Industry-Level Private Sector Capital Expenditures in Canada: 1990-2019
— Published on July 29, 2021
Summary
- Recent concerns about Canada’s industrial competitiveness compared to that in other developed countries, particularly the US, have focused on declines in private sector capital expenditures, especially in asset categories such as machinery and equipment that are critical to improvements in productivity.
- Those calling for stronger government initiatives to improve the investment environment in Canada’s private sector argue that weak investment performance is widespread across domestic industries.
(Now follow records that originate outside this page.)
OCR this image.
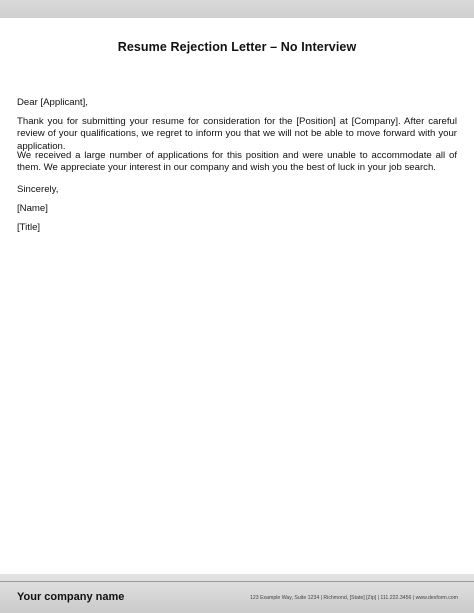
Resume Rejection Letter – No Interview
Dear [Applicant],
Thank you for submitting your resume for consideration for the [Position] at [Company]. After careful review of your qualifications, we regret to inform you that we will not be able to move forward with your application.
We received a large number of applications for this position and were unable to accommodate all of them. We appreciate your interest in our company and wish you the best of luck in your job search.
Sincerely,
[Name]
[Title]
Your company name	123 Example Way, Suite 1234 | Richmond, [State] [Zip] | 111.222.3456 | www.dexform.com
This bulletin asks whether post-2014 declines in aggregate capital expenditures in Canada’s private sector are broadly representative of many (or most) Canadian industries, or whether the decline is limited to only a few, albeit large, domestic industries.
- This study finds that while the majority of Canadian industries reduced their capital expenditures from 2014 to 2017, slightly less than half did so between 2014 and 2019.
- While the mining industry (including oil and gas) experienced the largest decline in investment from 2014 to 2019, 7 of our sample of 15 industries experienced a decline over that period.
- Over the 2014–2019 period, a majority of industries decreased their investments in the specific asset categories of machinery and equipment plus intellectual property products.
- The country’s recent weak investment performance, especially in machinery and equipment plus intellectual property products, which is so critical to improving productivity, augurs poorly for future productivity growth in Canada’s private sector and underscores the urgency of tax and regulatory reforms to strengthen incentives for investment and entrepreneurship in Canada’s business sector.